Sekembalinya Menolong Korban Gempa Turki, Warga Palestina Ini Dibunuh Pemukim Zionis

Sameh al-Aqtash, relawan Palestina, dibunuh pemukim Zionis Yahudi sekembalinya membantu korban gempa di Turki

SALAM-ONLINE.COM: Lima hari lalu, Sameh al-Aqtash kembali dari Turki, tempat dia membantu korban gempa sebagai sukarelawan. Pada Ahad (26/2/2023) malam, warga Palestina berusia 37 tahun itu dibunuh oleh pemukim Zionis Yahudi yang mengamuk di desanya, Zatara, di Tepi Barat yang diduduki/dijajah.

Zatara terletak di selatan Nablus, dekat pos pemeriksaan militer Zionis yang terkenal. Menurut penduduk, tentara penjajah itu menyiksa warga Palestina setiap hari. Hanya 100 orang yang tinggal di Zatara dan mereka semua adalah anggota keluarga yang sama. Kebanyakan dari mereka adalah wanita dan anak-anak.

Serangan pemukim Zionis Yahudi dimulai setelah seorang pria bersenjata Palestina membunuh dua pemukim di dekat kota Huwwara pada Ahad sore. Para pemukim penjajah itu melakukan pembalasan.
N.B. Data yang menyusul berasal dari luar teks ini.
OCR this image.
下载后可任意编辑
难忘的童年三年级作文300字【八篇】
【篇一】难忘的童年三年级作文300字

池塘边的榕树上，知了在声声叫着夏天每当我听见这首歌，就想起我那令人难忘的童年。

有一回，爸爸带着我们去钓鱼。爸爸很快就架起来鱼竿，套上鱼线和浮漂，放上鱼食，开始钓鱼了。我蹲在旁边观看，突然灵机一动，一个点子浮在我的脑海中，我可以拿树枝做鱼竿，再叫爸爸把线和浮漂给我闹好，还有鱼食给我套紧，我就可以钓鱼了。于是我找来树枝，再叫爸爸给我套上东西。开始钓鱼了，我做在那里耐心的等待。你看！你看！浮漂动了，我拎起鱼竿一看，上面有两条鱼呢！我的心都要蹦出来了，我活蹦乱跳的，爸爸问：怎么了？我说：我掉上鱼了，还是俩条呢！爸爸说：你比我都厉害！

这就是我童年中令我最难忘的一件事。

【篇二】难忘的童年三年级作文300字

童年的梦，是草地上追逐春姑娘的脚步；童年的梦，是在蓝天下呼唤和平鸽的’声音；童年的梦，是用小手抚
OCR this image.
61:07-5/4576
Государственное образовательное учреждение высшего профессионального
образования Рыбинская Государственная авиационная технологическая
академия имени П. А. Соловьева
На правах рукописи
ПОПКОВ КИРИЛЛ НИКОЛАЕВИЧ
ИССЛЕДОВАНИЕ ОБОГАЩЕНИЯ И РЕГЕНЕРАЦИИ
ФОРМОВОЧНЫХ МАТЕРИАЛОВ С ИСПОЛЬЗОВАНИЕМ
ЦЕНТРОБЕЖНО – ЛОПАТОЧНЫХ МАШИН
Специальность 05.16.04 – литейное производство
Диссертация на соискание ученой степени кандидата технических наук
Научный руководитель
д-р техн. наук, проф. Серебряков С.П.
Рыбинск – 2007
Mereka menyerang kota dan desa Palestina, melukai hampir 300 orang dan membakar rumah hingga rata dengan tanah.

Meskipun Zatara berada sekitar enam kilometer dari Huwwara, tempat para pemukim penjajah terbunuh dan kekerasan massa paling parah, sekelompok orang Zionis “Israel” menyerang desa tersebut dan mulai mencoba untuk memindahkan gerbang utamanya.

Abdel Moneim, saudara laki-laki Aqtash, bersamanya saat mereka bergegas menghentikan vandalisme para pemukim.

“Kami semua bergegas, termasuk Aqtash, menghentikan para pemukim di gerbang dan mencegah mereka masuk,” katanya kepada Middle East Eye (MEE).

“Tapi setelah beberapa saat, para pemukim menyerang lagi, kali ini dengan perlindungan tentara Zionis. Tembakan mulai diarahkan kepada kami, dan kemudian Aqtash jatuh tersungkur ke tanah,” lanjutnya.

Pemukim Zionis Yahudi (kiri) dan tentara Zionis di dekat Huwwara, 27 Februari 2023 (Reuters)

Dengan tentara dan pemukim Zionis memblokir jalan, tidak ada ambulans yang dapat mengakses Zatara, sehingga saudara laki-laki Aqtash harus menggunakan kendaraan pribadi.

Saat mereka berlari di jalan bergelombang, darah mengalir keluar dari lubang peluru di perut Aqtash. Dia mulai kehilangan kesadaran.

Di pusat medis Beita, saudara-saudara Aqtash menangis ketika dokter memberi tahu mereka bahwa dia telah meninggal karena luka-lukanya. Dia meninggalkan tiga anak. Anaknya yang paling kecil adalah seorang balita perempuan berusia empat bulan.

“Tidak ada bentrokan ketika para pemukim menyerang kami. Sameh al-Aqtash adalah orang baik yang suka membantu orang lain. Dua hari sebelum terbunuh, dia berbicara dengan kepala dewan lokal di wilayah kami untuk mengumpulkan sumbangan bagi korban gempa di Turki dan Suriah,” kata Abdel Moneim.

Kota-kota terbakar

Bekas luka serangan pemukim yang belum pernah terjadi sebelumnya di kota dan desa di selatan Nablus akan sulit dihapus. Rumah, toko dan mobil telah dihancurkan dan dibakar. Pemukim penjajah itu juga menyembelih ternak milik warga Palestina.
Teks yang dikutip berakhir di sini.